Synthetic lethality

Synthetic lethality is defined as a type of genetic interaction where the combination of two genetic events results in cell death or death of an organism.[1] Although the foregoing explanation is wider than this, it is common when referring to synthetic lethality to mean the situation arising by virtue of a combination of deficiencies of two or more genes leading to cell death (whether by means of apoptosis or otherwise), whereas a deficiency of only one of these genes does not. In a synthetic lethal genetic screen, it is necessary to begin with a mutation that does not result in cell death, although the effect of that mutation could result in a differing phenotype (slow growth for example), and then systematically test other mutations at additional loci to determine which, in combination with the first mutation, causes cell death arising by way of deficiency or abolition of expression.

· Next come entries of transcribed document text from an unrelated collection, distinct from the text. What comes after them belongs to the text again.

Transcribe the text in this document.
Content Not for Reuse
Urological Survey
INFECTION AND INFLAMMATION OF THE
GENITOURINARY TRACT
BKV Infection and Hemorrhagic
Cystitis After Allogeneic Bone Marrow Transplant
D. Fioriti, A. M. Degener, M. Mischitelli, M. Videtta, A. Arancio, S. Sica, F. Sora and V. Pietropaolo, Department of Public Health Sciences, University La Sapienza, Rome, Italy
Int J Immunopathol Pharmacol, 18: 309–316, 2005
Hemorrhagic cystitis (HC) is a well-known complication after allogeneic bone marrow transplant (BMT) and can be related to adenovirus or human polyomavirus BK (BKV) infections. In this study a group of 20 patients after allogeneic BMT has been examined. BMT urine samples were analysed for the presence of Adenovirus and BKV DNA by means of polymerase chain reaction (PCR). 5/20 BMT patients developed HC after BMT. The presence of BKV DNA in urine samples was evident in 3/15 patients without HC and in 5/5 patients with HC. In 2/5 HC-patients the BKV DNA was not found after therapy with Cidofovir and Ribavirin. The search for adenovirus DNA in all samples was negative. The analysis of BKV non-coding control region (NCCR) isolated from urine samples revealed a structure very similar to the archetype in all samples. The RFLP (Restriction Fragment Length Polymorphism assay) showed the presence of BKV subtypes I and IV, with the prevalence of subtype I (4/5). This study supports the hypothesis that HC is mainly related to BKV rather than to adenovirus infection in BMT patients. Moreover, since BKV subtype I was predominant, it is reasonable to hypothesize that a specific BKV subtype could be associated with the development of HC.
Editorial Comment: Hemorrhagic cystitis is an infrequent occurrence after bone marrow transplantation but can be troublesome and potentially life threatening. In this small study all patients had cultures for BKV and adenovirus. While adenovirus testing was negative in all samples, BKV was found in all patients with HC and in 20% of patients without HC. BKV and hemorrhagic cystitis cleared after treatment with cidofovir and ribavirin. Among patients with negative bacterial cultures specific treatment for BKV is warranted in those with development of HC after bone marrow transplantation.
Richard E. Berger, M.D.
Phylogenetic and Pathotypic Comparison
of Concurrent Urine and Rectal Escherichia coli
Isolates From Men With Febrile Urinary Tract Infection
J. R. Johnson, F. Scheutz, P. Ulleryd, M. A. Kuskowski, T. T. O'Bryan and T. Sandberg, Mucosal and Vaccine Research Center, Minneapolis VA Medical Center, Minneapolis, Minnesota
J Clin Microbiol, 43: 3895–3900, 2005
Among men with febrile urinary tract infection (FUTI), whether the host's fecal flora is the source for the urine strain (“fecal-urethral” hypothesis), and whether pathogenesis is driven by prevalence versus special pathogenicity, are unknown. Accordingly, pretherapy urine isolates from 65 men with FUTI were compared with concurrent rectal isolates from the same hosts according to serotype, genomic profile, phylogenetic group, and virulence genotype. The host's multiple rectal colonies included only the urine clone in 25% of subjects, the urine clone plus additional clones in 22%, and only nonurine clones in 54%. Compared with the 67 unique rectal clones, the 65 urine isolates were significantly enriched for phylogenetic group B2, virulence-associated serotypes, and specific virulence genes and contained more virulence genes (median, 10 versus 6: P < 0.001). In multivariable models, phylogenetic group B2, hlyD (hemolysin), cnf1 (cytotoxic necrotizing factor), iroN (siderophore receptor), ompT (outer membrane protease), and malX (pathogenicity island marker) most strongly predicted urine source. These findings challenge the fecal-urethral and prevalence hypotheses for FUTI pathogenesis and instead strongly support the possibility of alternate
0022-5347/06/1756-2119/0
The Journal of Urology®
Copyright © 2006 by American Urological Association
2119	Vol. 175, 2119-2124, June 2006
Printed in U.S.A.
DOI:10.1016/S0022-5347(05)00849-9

Synthetic lethality has utility for purposes of molecular targeted cancer therapy. The first example of a molecular targeted therapeutic agent, which exploited a synthetic lethal approach, arose by means of an inactivated tumor suppressor gene (BRCA1 and 2), a treatment which received FDA approval in 2016 (PARP inhibitor).[2] A sub-case of synthetic lethality, where vulnerabilities are exposed by the deletion of passenger genes rather than tumor suppressor is the so-called "collateral lethality".[3]

  1. ^ Nijman SM (January 2011). "Synthetic lethality: general principles, utility and detection using genetic screens in human cells". FEBS Letters. 585 (1): 1–6. doi:10.1016/j.febslet.2010.11.024. PMC 3018572. PMID 21094158.
  2. ^ Lord CJ, Ashworth A (March 2017). "PARP inhibitors: Synthetic lethality in the clinic". Science. 355 (6330): 1152–1158. Bibcode:2017Sci...355.1152L. doi:10.1126/science.aam7344. PMC 6175050. PMID 28302823.
  3. ^ Muller FL, Colla S, Aquilanti E, Manzo VE, Genovese G, Lee J, et al. (August 2012). "Passenger deletions generate therapeutic vulnerabilities in cancer". Nature. 488 (7411): 337–42. Bibcode:2012Natur.488..337M. doi:10.1038/nature11331. PMC 3712624. PMID 22895339.